Aajonus reframed menopause not as estrogen deficiency requiring replacement but as a natural transition in which the body shifts from producing reproductive hormones to producing growth hormones. He described this transition as one reason women live longer than men, since the growth hormones produced after menopause represent a new hormonal phase rather than a cessation of hormonal function. He described hot flashes as a detoxification process in which the body is eliminating the old reproductive hormones, including estrogen, through sweating.

His dietary support for menopause included raw yam juice combined with raw coconut cream. The formula he specified was one to two cups of raw yam juice with three tablespoons of raw coconut cream per cup, consumed once every three to eight days. He noted that the yam juice must be consumed within one hour of juicing. He described this protocol as ensuring hormonal production that balances mineral levels after menopause. He also recommended a diet that includes some cooked starch alongside plenty of raw fat, raw cheese without added salt, raw cream when available, and meat especially fish, as a gradual means of restoring gland and nerve health through the transition.

He mentioned that sexual activity during menopause can be beneficial because it "flushes hormones and expedites the hormonal changes of menopause," clarifying that this means facilitating the hormonal transition, not hormonal cessation. He noted that self-stimulation serves the same purpose for those without a partner.

He also noted that women who have completed menopause may occasionally experience menstruation, which he described as a healthy cleansing function of those tissues rather than a pathological sign.

Estrogen and Toxic Overproduction

When estrogen appears elevated in the blood not because of reproductive activity but because of chronic toxic exposure, Aajonus described this as the body attempting to use estrogen's fat content as a detoxification vehicle. He observed that in highly toxic individuals, the gonads may secrete excess estrogen and testosterone because "the body's so toxic it needs extra fats." The glandular energy that would otherwise remain dormant is consumed by the need to produce hormonal fat compounds to handle food pollution, air pollution, water pollution, and radiation exposure.

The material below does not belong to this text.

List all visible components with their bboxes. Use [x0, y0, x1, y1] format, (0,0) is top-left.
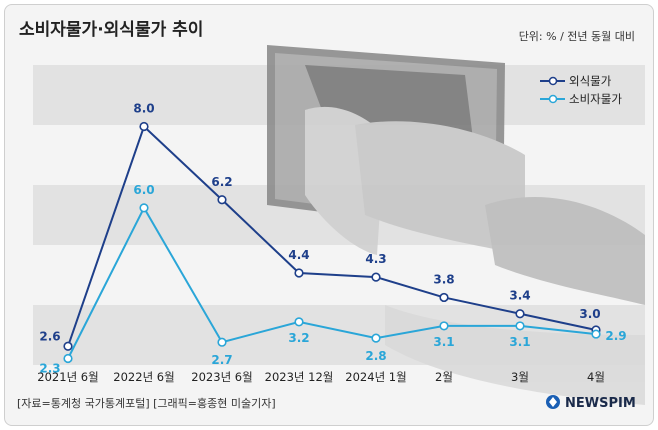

He connected this to overactive sex glands as a symptom of toxicity rather than of vitality. His reading when examining individuals with overactive ovaries or gonads was that the protein in those glands was being broken down, indicating the glands were under metabolic stress rather than operating from a position of health. He described overactive glands as a sign of depletion approaching, particularly when the gland on one side showed more degradation than the other, which he read as indicating long-term breakdown.

Estrogen's Role In Bone Health

Aajonus explicitly rejected the medical claim that estrogen is necessary for bone density. He stated that neither testosterone, nor estrogen, nor any gonadal hormone maintains bone solidity, describing this as "another fallacy." In his model, bone density is entirely a function of fat combined with minerals, not hormonal influence. He recommended cheese and butter together, or cheese and honey together (with honey aiding mineral digestion), as the practical nutritional support for bone health. He framed the pharmaceutical narrative around estrogen and bone loss as a fear tactic designed to sell hormone replacement products to menopausal women rather than an accurate description of bone physiology.